To return to your first point, I think it's impossible to pin this on pricing issues. Amazon prices rise and fall, and Erik Mona has commented on that issue on Reddit, but over time you get a fair picture. We have FOUR FULL YEARS of data for PF1, and now we have all the data of PF2, and the trend lines all remain consistent regardless of occasional spikes and dips in pricing.
 

Retreater

Legend
As for VTTs ... Foundry is the best VTT for Pathfinder 2e. ( my past experiences is with Roll20 and Astral) ...
I mean that's great and all, but if your system hardly works on the most popular VTT, you have a problem (even if it's not Paizo's fault). Being good on Foundry is like making an app that isn't available on Apple or Google devices but works on Linux computers.
Which I think is the direction Paizo is going anyway. Pathfinder is becoming defiantly niche and proudly inaccessible to casual players. Their modules are about zany themes that don't connect with many players; their APs are so challenging that only the cream of the crop power gamers have a chance to survive.
 


dave2008

Legend
Is the PDF sales are been taking into the acount ? For example i am from Brasil (Brazil) and the physical copies are to expensive to me so i bought all the pdfs avaiable from PF2 on the paizo website... My question is ... How much the PDF sales represent the profits of a company like Paizo? Is the way to see how many pdfs paizo sold? Sorry for my bad english...
No, what is currently being compared is the sales rank* on Amazon only. We have no idea how much they are selling on their own site. But that hasn't change in the period being discussed (2014 - now).

*I just want to be clear we are discussing sales ranking, not actual sales. We don't know what those are either.
 


Have the total # of users dropped though. I think a lot of that has to do with 5e taking a bigger % because it added so many users, but I don't know that the absolute numbers for PF changed that much.

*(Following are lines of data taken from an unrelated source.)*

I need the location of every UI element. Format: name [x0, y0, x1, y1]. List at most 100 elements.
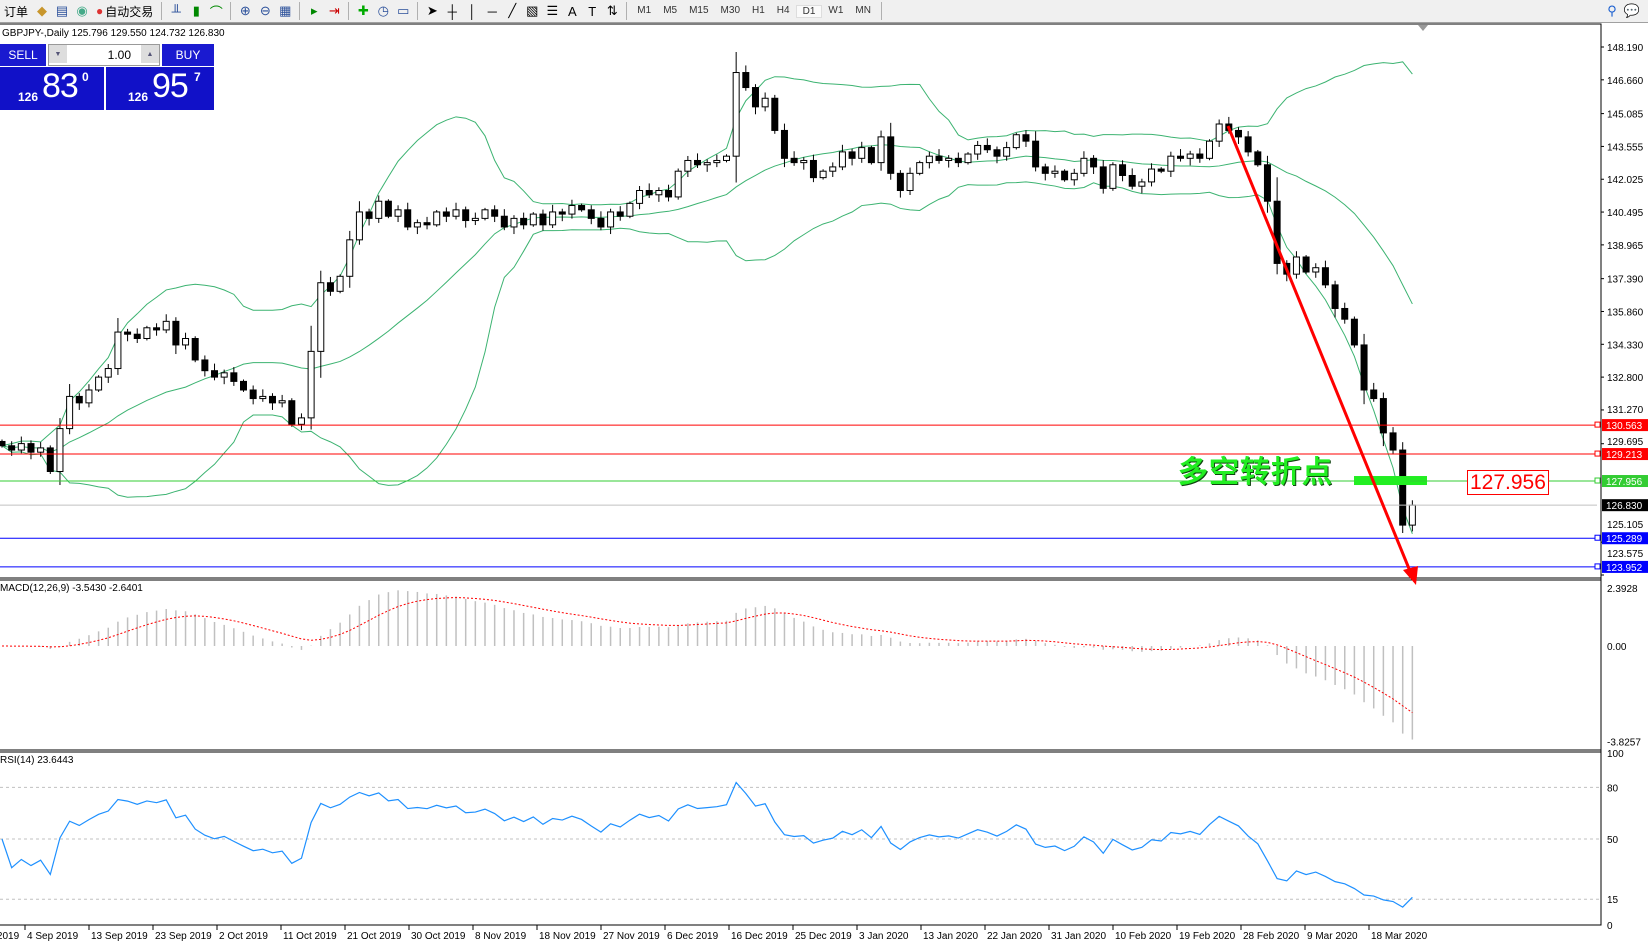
candle	[0, 439, 6, 448]
crosshair-icon[interactable]: ┼	[447, 3, 457, 19]
candle-body	[587, 209, 595, 219]
horizontal-line-icon[interactable]: ─	[487, 3, 497, 19]
new-order-label: 订单	[4, 4, 29, 19]
chart-shift-icon[interactable]: ⇥	[328, 3, 340, 18]
signal-icon[interactable]: ◉	[76, 3, 88, 18]
price-tick-label: 145.085	[1607, 110, 1644, 121]
candle-body	[1003, 147, 1011, 157]
autotrading-label: 自动交易	[105, 4, 154, 19]
chat-icon[interactable]: 💬	[1623, 3, 1641, 18]
zoom-in-icon[interactable]: ⊕	[239, 3, 251, 18]
text-icon[interactable]: A	[567, 3, 577, 19]
sell-price[interactable]: 126 83 0	[0, 66, 104, 110]
templates-icon[interactable]: ▭	[397, 3, 410, 18]
candle	[761, 92, 769, 112]
candle	[1022, 130, 1030, 147]
candle-body	[732, 72, 740, 157]
annotation-price-label[interactable]: 127.956	[1467, 470, 1549, 495]
candle-body	[558, 211, 566, 215]
lot-increase-button[interactable]: ▲	[141, 45, 159, 63]
candle-body	[1350, 318, 1358, 346]
timeframe-w1[interactable]: W1	[828, 4, 844, 16]
candle	[684, 155, 692, 177]
timeframe-m15[interactable]: M15	[689, 4, 709, 16]
rsi-label: RSI(14) 23.6443	[0, 755, 74, 766]
buy-price-pips: 95	[152, 67, 189, 105]
candle	[346, 230, 354, 288]
arrows-icon[interactable]: ⇅	[606, 3, 618, 18]
divider	[161, 2, 163, 20]
autoscroll-icon[interactable]: ▸	[311, 3, 318, 18]
timeframe-m1[interactable]: M1	[637, 4, 652, 16]
timeframe-m5[interactable]: M5	[663, 4, 678, 16]
candle-body	[790, 157, 798, 164]
annotation-text[interactable]: 多空转折点	[1178, 455, 1333, 490]
search-icon[interactable]: ⚲	[1607, 3, 1617, 18]
timeframe-h4[interactable]: H4	[776, 4, 790, 16]
candle-body	[713, 159, 721, 164]
candle	[471, 212, 479, 226]
fibonacci-icon[interactable]: ☰	[546, 3, 559, 18]
lot-decrease-button[interactable]: ▼	[49, 45, 67, 63]
date-label: 9 Mar 2020	[1307, 931, 1358, 942]
trendline-icon[interactable]: ╱	[508, 3, 517, 18]
buy-button[interactable]: BUY	[162, 44, 214, 66]
candle-body	[742, 72, 750, 89]
lot-input[interactable]: 1.00	[48, 44, 160, 66]
price-line-tag	[1602, 560, 1648, 573]
new-order-button[interactable]: 订单	[0, 1, 32, 22]
sell-button[interactable]: SELL	[0, 44, 46, 66]
candle	[1360, 333, 1368, 405]
candle	[1051, 165, 1059, 178]
candle	[1003, 141, 1011, 161]
rsi-tick-label: 80	[1607, 783, 1619, 794]
date-label: 27 Nov 2019	[603, 931, 660, 942]
vertical-line-icon[interactable]: │	[468, 3, 477, 19]
timeframe-m30[interactable]: M30	[720, 4, 740, 16]
divider	[230, 2, 232, 20]
candle	[452, 202, 460, 220]
text-label-icon[interactable]: T	[588, 3, 597, 19]
candle-body	[1360, 344, 1368, 391]
candle-body	[655, 190, 663, 196]
chart-title: GBPJPY-,Daily 125.796 129.550 124.732 12…	[2, 28, 225, 39]
candle-body	[694, 159, 702, 166]
equidistant-channel-icon[interactable]: ▧	[526, 3, 539, 18]
tile-windows-icon[interactable]: ▦	[279, 3, 292, 18]
candle-body	[858, 147, 866, 159]
buy-price[interactable]: 126 95 7	[106, 66, 214, 110]
timeframe-mn[interactable]: MN	[855, 4, 871, 16]
folder-icon[interactable]: ◆	[37, 3, 48, 18]
cursor-icon[interactable]: ➤	[426, 3, 438, 18]
sell-price-fraction: 0	[82, 70, 89, 84]
indicators-icon[interactable]: ✚	[357, 3, 369, 18]
candle-body	[114, 331, 122, 370]
candle-body	[1022, 134, 1030, 142]
timeframe-h1[interactable]: H1	[752, 4, 765, 16]
candlestick-icon[interactable]: ▮	[192, 3, 200, 18]
zoom-out-icon[interactable]: ⊖	[259, 3, 271, 18]
candle	[104, 364, 112, 383]
candle	[220, 369, 228, 385]
bar-chart-icon[interactable]: ╨	[171, 3, 181, 19]
line-chart-icon[interactable]: ⌒	[209, 4, 223, 20]
candle-body	[201, 359, 209, 372]
candle-body	[471, 217, 479, 222]
candle-body	[751, 87, 759, 108]
arrow-head-icon	[1403, 566, 1418, 585]
history-center-icon[interactable]: ▤	[55, 3, 69, 18]
line-handle	[1594, 477, 1601, 484]
candle	[655, 187, 663, 202]
candle	[66, 384, 74, 435]
periods-icon[interactable]: ◷	[377, 3, 389, 18]
candle	[694, 153, 702, 168]
candle-body	[1244, 136, 1252, 153]
candle-body	[8, 445, 16, 451]
rsi-tick-label: 100	[1607, 749, 1624, 760]
timeframe-bar: M1 M5 M15 M30 H1 H4 D1 W1 MN	[631, 4, 877, 18]
timeframe-d1[interactable]: D1	[795, 4, 823, 18]
autotrading-button[interactable]: ● 自动交易	[92, 1, 157, 22]
divider	[626, 2, 628, 20]
candle-body	[703, 162, 711, 166]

Both roll20 and 5e have grown a lot, and Orr stopped reporting totals after 2018. What we do know from ICV2 reports is that the size of the RPG industry has approximately doubled in terms of cash flow. If Paizo is stagnant in terms of revenue, we'd expect its market share to drop by about half since then. The question is how good is Roll20 as a proxy for total market share, and the answer is, "I don't know."
 

The reason I'm being vague is what we're seeing from Paizo could go one of two ways: Either they're seeing healthy growth, and are commensurately expanding their products, or they're struggling to maintain their current level of operations and are flailing about to find sources of revenue. I'm being 100% truthful when I say I truly have no idea which it is, because, as I said, two companies can look very similar on the outside and have wildly different financial pictures. I can say that the heady days of 2010-2013, where they legitimately thought that Pathinder might displace D&D as king of the TTRPGs, and were financing projects like Kingmaker and Online, appear to be long behind them, and now their main goal is to find a survivable niche large enough that they don't have to seriously scale back operations.